Until recently, they explain in their paper, the geologic structure and tectonic activity of East Antartica were relatively unknown. The first earthquake there was recorded in 1982, and only eight earthquakes have been reported since. Scientists had accepted the theory that East Antarctica just didn’t really experience earthquakes because its seismic activity was suppressed by the weight of the region’s thick ice. But that assumption, lead author and Drexel University professor Amanda Lough, Ph.D., explains to Inverse, isn’t true.
“East Antarctica shows comparable levels of seismicity as other stable cratons,” she says, referring to the geological term for the chunk of the Earth’s crust that makes up a continent’s backbone. “So at least for the East Antarctic Ice Sheet, the presence of a several-kilometer-thick ice sheet is not suppressing seismicity.”
In their study, Lough and her team did something no team had done before: They paid attention to the continent. In 2009 alone, Lough and her teammates detected 27 intraplate tectonic earthquakes in the interior of East Antarctica using a system of linked seismometers arranged in regular geometric patterns known as a seismic array. These quakes, she says, mark the first locally recorded seismicity in the region. It isn’t that East Antarctica is experiencing more quakes than it did in the past, when only eight had been observed: It’s that these 2.1- to 3.9-magnitude rockers are actually being recorded. “The seismicity would have always been there,” explains Lough, “but without seismic instruments in the area we are unable to detect it.”
For Lough and her team, setting up this seismic array system, the first winter-through-summer system to be set up in the region, meant living in the harsh Arctic environment and digging out runways to fly from point to point. Most of the seismic activity was recorded in basins near the Gumburtsev Subglacial Mountains, which the team believes are a part of an ancient continental rift system. Little activity was recorded outside the rifts, which is in line with previous research on seismic events: 52 percent of earthquakes are thought to occur in rifted crust. In a statement released Monday, Lough explained that the rifts “provide zones of weakness that enable faulting to occur more easily,” so it’s likely that seismic activity emerges when rifts are already weak.
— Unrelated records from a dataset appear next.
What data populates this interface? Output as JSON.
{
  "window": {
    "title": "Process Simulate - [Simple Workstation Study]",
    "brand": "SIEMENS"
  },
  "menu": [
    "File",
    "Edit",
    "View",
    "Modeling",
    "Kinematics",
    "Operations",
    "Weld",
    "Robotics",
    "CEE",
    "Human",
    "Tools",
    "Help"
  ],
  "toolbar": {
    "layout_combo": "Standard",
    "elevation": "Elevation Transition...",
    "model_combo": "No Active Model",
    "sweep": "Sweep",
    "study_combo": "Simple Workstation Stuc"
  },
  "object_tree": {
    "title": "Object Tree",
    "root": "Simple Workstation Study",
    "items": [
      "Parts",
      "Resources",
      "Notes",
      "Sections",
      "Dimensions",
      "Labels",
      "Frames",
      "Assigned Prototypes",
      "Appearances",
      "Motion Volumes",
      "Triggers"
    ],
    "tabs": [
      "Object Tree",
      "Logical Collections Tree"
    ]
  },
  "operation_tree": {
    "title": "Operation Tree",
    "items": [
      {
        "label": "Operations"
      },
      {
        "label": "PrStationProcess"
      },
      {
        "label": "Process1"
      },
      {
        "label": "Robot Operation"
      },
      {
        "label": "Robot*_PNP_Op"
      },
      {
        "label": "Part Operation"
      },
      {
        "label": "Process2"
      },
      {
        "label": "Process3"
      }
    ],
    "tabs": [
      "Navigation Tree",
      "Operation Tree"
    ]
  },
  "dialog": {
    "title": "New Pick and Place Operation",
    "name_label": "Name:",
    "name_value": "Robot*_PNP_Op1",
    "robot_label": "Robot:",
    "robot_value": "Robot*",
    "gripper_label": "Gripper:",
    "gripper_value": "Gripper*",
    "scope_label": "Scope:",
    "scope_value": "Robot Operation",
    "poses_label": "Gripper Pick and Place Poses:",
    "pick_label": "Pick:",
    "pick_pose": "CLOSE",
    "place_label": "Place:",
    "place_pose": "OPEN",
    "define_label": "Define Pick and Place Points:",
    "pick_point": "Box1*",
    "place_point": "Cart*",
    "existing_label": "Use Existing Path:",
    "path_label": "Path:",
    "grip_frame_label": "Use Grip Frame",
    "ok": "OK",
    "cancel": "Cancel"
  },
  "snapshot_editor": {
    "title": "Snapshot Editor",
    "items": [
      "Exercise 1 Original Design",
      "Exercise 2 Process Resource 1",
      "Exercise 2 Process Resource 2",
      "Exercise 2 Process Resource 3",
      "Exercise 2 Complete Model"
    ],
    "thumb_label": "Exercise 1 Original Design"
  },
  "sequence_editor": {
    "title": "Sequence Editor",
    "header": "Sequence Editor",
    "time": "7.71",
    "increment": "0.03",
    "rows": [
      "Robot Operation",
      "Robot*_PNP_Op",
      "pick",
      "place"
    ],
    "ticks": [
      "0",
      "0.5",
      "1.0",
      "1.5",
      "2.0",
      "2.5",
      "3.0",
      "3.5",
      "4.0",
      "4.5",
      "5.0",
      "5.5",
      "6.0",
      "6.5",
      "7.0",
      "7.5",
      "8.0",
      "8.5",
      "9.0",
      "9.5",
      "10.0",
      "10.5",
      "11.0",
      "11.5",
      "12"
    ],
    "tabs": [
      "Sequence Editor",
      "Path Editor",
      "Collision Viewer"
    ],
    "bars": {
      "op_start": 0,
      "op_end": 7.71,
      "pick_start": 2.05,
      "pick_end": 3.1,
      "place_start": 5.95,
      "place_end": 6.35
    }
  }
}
The new Antarctic data contributes to our continually growing understanding of the planet’s tectonic plates. The Global Seismic Network tracks seismic activity in real time via 150 stations around Earth, but there are still some holes in its coverage. Antarctica is far from the final frontier of seismicity research as there’s still the world’s oceans, which casually cover 71 percent of the planet but aren’t exactly the easiest place to set up instrumentation.
“We have the broad picture understanding of the plates, boundaries, and how they interact down quite well — now we’re working towards understanding the smaller details,” says Lough. “We’re trying to understand the details of what makes one continent different from the others.”